Tech Sell-Off Impacts Global Stock Markets
Global stock markets faced sharp declines on Tuesday, primarily driven by tech companies. Artificial intelligence and chip-making firms that had previously surged markets now played a major role in this downturn.
The sell-off, initiated in the United States, had worldwide repercussions, particularly affecting Asian markets. South Korean chipmakers such as Samsung Electronics and SK Hynix saw their stocks plummet, contributing to significant market volatility.
South Korea’s Market Reaction
In South Korea, the benchmark Kospi index fell 10 percent, triggering a temporary trading halt. The country’s stock market, once the best performer globally since 2025, experienced large fluctuations due to retail investors heavily investing in semiconductor stocks.
These fluctuations were driven by the success of Samsung Electronics and SK Hynix, whose chips are essential for A.I. systems. On Tuesday, shares of both companies dropped over 12 percent.
Continued Declines in U.S. Tech Stocks
Major U.S. tech firms like Alphabet, Amazon, and SpaceX also faced declines.
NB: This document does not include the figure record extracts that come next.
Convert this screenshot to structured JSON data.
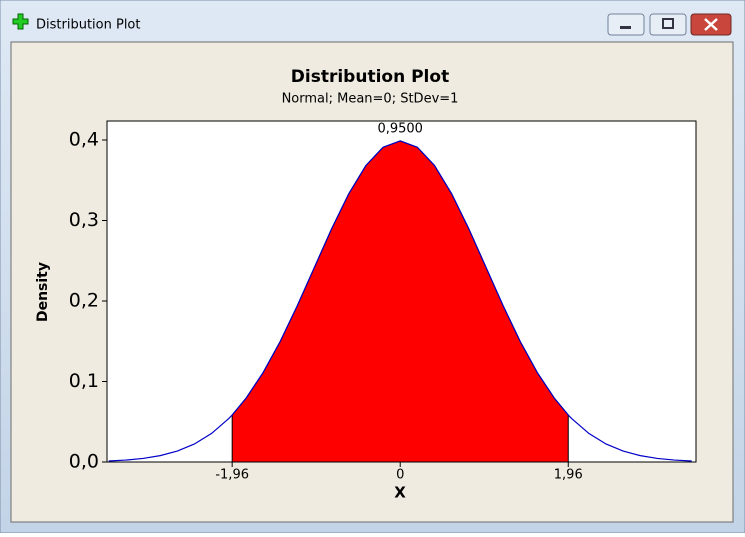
{
  "window": {
    "title": "Distribution Plot"
  },
  "chart_data": {
    "type": "area-density",
    "title": "Distribution Plot",
    "subtitle": "Normal; Mean=0; StDev=1",
    "xlabel": "X",
    "ylabel": "Density",
    "x": [
      -3.4,
      -3.2,
      -3.0,
      -2.8,
      -2.6,
      -2.4,
      -2.2,
      -2.0,
      -1.96,
      -1.8,
      -1.6,
      -1.4,
      -1.2,
      -1.0,
      -0.8,
      -0.6,
      -0.4,
      -0.2,
      0,
      0.2,
      0.4,
      0.6,
      0.8,
      1.0,
      1.2,
      1.4,
      1.6,
      1.8,
      1.96,
      2.0,
      2.2,
      2.4,
      2.6,
      2.8,
      3.0,
      3.2,
      3.4
    ],
    "values": [
      0.0012,
      0.0024,
      0.0044,
      0.0079,
      0.0136,
      0.0224,
      0.0355,
      0.054,
      0.0584,
      0.079,
      0.1109,
      0.1497,
      0.1942,
      0.242,
      0.2897,
      0.3332,
      0.3683,
      0.391,
      0.3989,
      0.391,
      0.3683,
      0.3332,
      0.2897,
      0.242,
      0.1942,
      0.1497,
      0.1109,
      0.079,
      0.0584,
      0.054,
      0.0355,
      0.0224,
      0.0136,
      0.0079,
      0.0044,
      0.0024,
      0.0012
    ],
    "color": "#0000c8",
    "shade_color": "#ff0000",
    "shade": [
      -1.96,
      1.96
    ],
    "annotation": {
      "value": 0.95,
      "label": "0,9500"
    },
    "xlim": [
      -3.42,
      3.45
    ],
    "ylim": [
      0,
      0.4236
    ],
    "xticks": [
      {
        "value": -1.96,
        "label": "-1,96"
      },
      0,
      {
        "value": 1.96,
        "label": "1,96"
      }
    ],
    "yticks": [
      {
        "value": 0,
        "label": "0,0"
      },
      {
        "value": 0.1,
        "label": "0,1"
      },
      {
        "value": 0.2,
        "label": "0,2"
      },
      {
        "value": 0.3,
        "label": "0,3"
      },
      {
        "value": 0.4,
        "label": "0,4"
      }
    ]
  }
}
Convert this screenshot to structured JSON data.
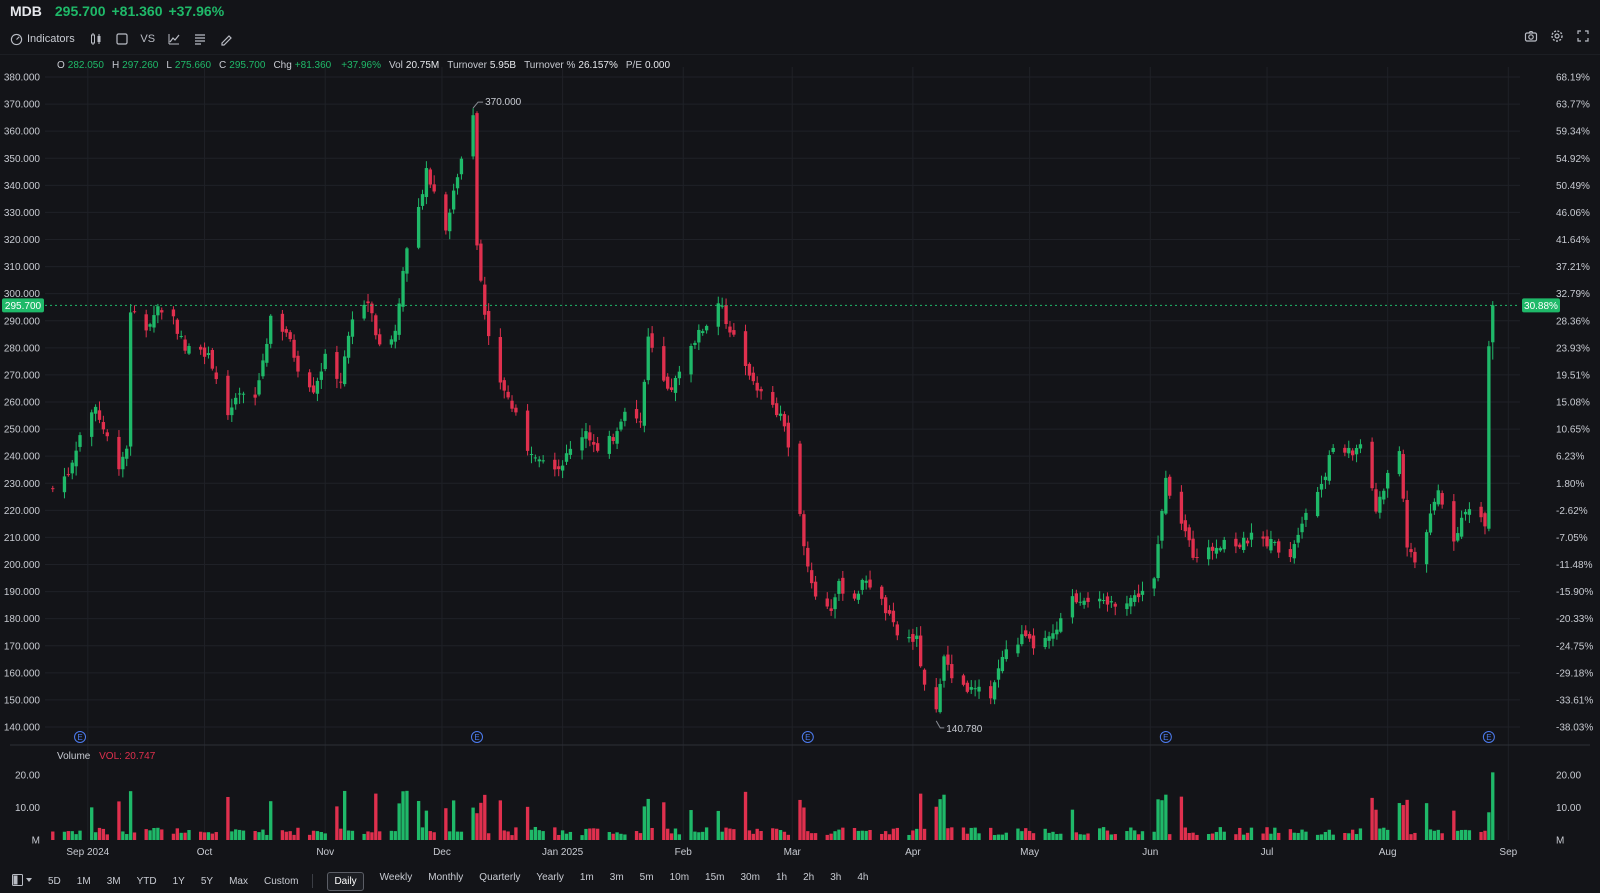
{
  "header": {
    "symbol": "MDB",
    "price": "295.700",
    "change": "+81.360",
    "change_pct": "+37.96%"
  },
  "toolbar": {
    "indicators_label": "Indicators",
    "vs_label": "VS"
  },
  "ohlc": {
    "o_label": "O",
    "o": "282.050",
    "h_label": "H",
    "h": "297.260",
    "l_label": "L",
    "l": "275.660",
    "c_label": "C",
    "c": "295.700",
    "chg_label": "Chg",
    "chg": "+81.360",
    "chg_pct": "+37.96%",
    "vol_label": "Vol",
    "vol": "20.75M",
    "turnover_label": "Turnover",
    "turnover": "5.95B",
    "turnover_pct_label": "Turnover %",
    "turnover_pct": "26.157%",
    "pe_label": "P/E",
    "pe": "0.000"
  },
  "volume": {
    "label": "Volume",
    "value_label": "VOL: 20.747"
  },
  "bottom": {
    "ranges": [
      "5D",
      "1M",
      "3M",
      "YTD",
      "1Y",
      "5Y",
      "Max",
      "Custom"
    ],
    "periods": [
      "Daily",
      "Weekly",
      "Monthly",
      "Quarterly",
      "Yearly",
      "1m",
      "3m",
      "5m",
      "10m",
      "15m",
      "30m",
      "1h",
      "2h",
      "3h",
      "4h"
    ],
    "active_period": "Daily"
  },
  "colors": {
    "up": "#1fb969",
    "down": "#e0304e",
    "background": "#131418",
    "grid": "#1f2127"
  },
  "chart_data": {
    "type": "candlestick",
    "price_axis": {
      "min": 140,
      "max": 380,
      "step": 10
    },
    "pct_axis_labels": [
      "68.19%",
      "63.77%",
      "59.34%",
      "54.92%",
      "50.49%",
      "46.06%",
      "41.64%",
      "37.21%",
      "32.79%",
      "28.36%",
      "23.93%",
      "19.51%",
      "15.08%",
      "10.65%",
      "6.23%",
      "1.80%",
      "-2.62%",
      "-7.05%",
      "-11.48%",
      "-15.90%",
      "-20.33%",
      "-24.75%",
      "-29.18%",
      "-33.61%",
      "-38.03%"
    ],
    "x_labels": [
      "Sep 2024",
      "Oct",
      "Nov",
      "Dec",
      "Jan 2025",
      "Feb",
      "Mar",
      "Apr",
      "May",
      "Jun",
      "Jul",
      "Aug",
      "Sep"
    ],
    "last_price_label": "295.700",
    "last_pct_label": "30.88%",
    "max_label": "370.000",
    "min_label": "140.780",
    "earnings_marker": "E",
    "volume_axis_labels": [
      "20.00",
      "10.00",
      "M"
    ],
    "volume_right_labels": [
      "20.00",
      "10.00",
      "M"
    ],
    "anchors": [
      [
        "2024-08-23",
        228
      ],
      [
        "2024-08-27",
        234
      ],
      [
        "2024-08-30",
        248
      ],
      [
        "2024-09-03",
        258
      ],
      [
        "2024-09-05",
        250
      ],
      [
        "2024-09-09",
        237
      ],
      [
        "2024-09-11",
        243
      ],
      [
        "2024-09-12",
        294
      ],
      [
        "2024-09-16",
        287
      ],
      [
        "2024-09-19",
        295
      ],
      [
        "2024-09-23",
        291
      ],
      [
        "2024-09-26",
        279
      ],
      [
        "2024-09-30",
        281
      ],
      [
        "2024-10-03",
        274
      ],
      [
        "2024-10-07",
        255
      ],
      [
        "2024-10-10",
        262
      ],
      [
        "2024-10-14",
        261
      ],
      [
        "2024-10-18",
        290
      ],
      [
        "2024-10-22",
        286
      ],
      [
        "2024-10-25",
        273
      ],
      [
        "2024-10-29",
        265
      ],
      [
        "2024-11-01",
        276
      ],
      [
        "2024-11-05",
        268
      ],
      [
        "2024-11-08",
        292
      ],
      [
        "2024-11-12",
        297
      ],
      [
        "2024-11-15",
        280
      ],
      [
        "2024-11-19",
        286
      ],
      [
        "2024-11-21",
        310
      ],
      [
        "2024-11-25",
        331
      ],
      [
        "2024-11-27",
        346
      ],
      [
        "2024-12-02",
        325
      ],
      [
        "2024-12-04",
        338
      ],
      [
        "2024-12-06",
        350
      ],
      [
        "2024-12-09",
        367
      ],
      [
        "2024-12-10",
        318
      ],
      [
        "2024-12-12",
        292
      ],
      [
        "2024-12-16",
        268
      ],
      [
        "2024-12-19",
        258
      ],
      [
        "2024-12-23",
        243
      ],
      [
        "2024-12-27",
        240
      ],
      [
        "2024-12-31",
        236
      ],
      [
        "2025-01-03",
        242
      ],
      [
        "2025-01-07",
        250
      ],
      [
        "2025-01-10",
        241
      ],
      [
        "2025-01-14",
        247
      ],
      [
        "2025-01-17",
        258
      ],
      [
        "2025-01-21",
        252
      ],
      [
        "2025-01-23",
        283
      ],
      [
        "2025-01-28",
        263
      ],
      [
        "2025-01-31",
        270
      ],
      [
        "2025-02-04",
        283
      ],
      [
        "2025-02-07",
        289
      ],
      [
        "2025-02-10",
        297
      ],
      [
        "2025-02-13",
        287
      ],
      [
        "2025-02-18",
        271
      ],
      [
        "2025-02-21",
        263
      ],
      [
        "2025-02-25",
        256
      ],
      [
        "2025-02-27",
        252
      ],
      [
        "2025-03-05",
        200
      ],
      [
        "2025-03-07",
        188
      ],
      [
        "2025-03-11",
        184
      ],
      [
        "2025-03-13",
        192
      ],
      [
        "2025-03-17",
        188
      ],
      [
        "2025-03-20",
        195
      ],
      [
        "2025-03-24",
        186
      ],
      [
        "2025-03-28",
        174
      ],
      [
        "2025-04-02",
        172
      ],
      [
        "2025-04-04",
        155
      ],
      [
        "2025-04-07",
        146
      ],
      [
        "2025-04-09",
        168
      ],
      [
        "2025-04-11",
        159
      ],
      [
        "2025-04-15",
        154
      ],
      [
        "2025-04-21",
        152
      ],
      [
        "2025-04-24",
        166
      ],
      [
        "2025-04-29",
        173
      ],
      [
        "2025-05-02",
        170
      ],
      [
        "2025-05-07",
        173
      ],
      [
        "2025-05-12",
        187
      ],
      [
        "2025-05-15",
        188
      ],
      [
        "2025-05-20",
        185
      ],
      [
        "2025-05-23",
        186
      ],
      [
        "2025-05-28",
        188
      ],
      [
        "2025-06-02",
        194
      ],
      [
        "2025-06-05",
        231
      ],
      [
        "2025-06-09",
        216
      ],
      [
        "2025-06-12",
        204
      ],
      [
        "2025-06-16",
        205
      ],
      [
        "2025-06-20",
        209
      ],
      [
        "2025-06-24",
        207
      ],
      [
        "2025-06-27",
        210
      ],
      [
        "2025-07-02",
        208
      ],
      [
        "2025-07-07",
        204
      ],
      [
        "2025-07-10",
        217
      ],
      [
        "2025-07-15",
        230
      ],
      [
        "2025-07-18",
        243
      ],
      [
        "2025-07-23",
        241
      ],
      [
        "2025-07-25",
        245
      ],
      [
        "2025-07-29",
        220
      ],
      [
        "2025-08-01",
        233
      ],
      [
        "2025-08-04",
        242
      ],
      [
        "2025-08-06",
        206
      ],
      [
        "2025-08-08",
        201
      ],
      [
        "2025-08-11",
        212
      ],
      [
        "2025-08-14",
        227
      ],
      [
        "2025-08-18",
        210
      ],
      [
        "2025-08-22",
        222
      ],
      [
        "2025-08-26",
        216
      ],
      [
        "2025-08-27",
        282
      ],
      [
        "2025-08-28",
        295.7
      ]
    ]
  }
}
SpaceX, which had initially surged post-IPO, lost more than 20 percent of its value over recent trading sessions but remains above its initial public offering price.
Market Analyst Perspective
Alexander Redman, chief equity strategist at CLSA, noted that the volatility in the market is unsettling. “It’s unnerving that you’re seeing this kind of volatility,” he said at the company’s investor conference in Seoul.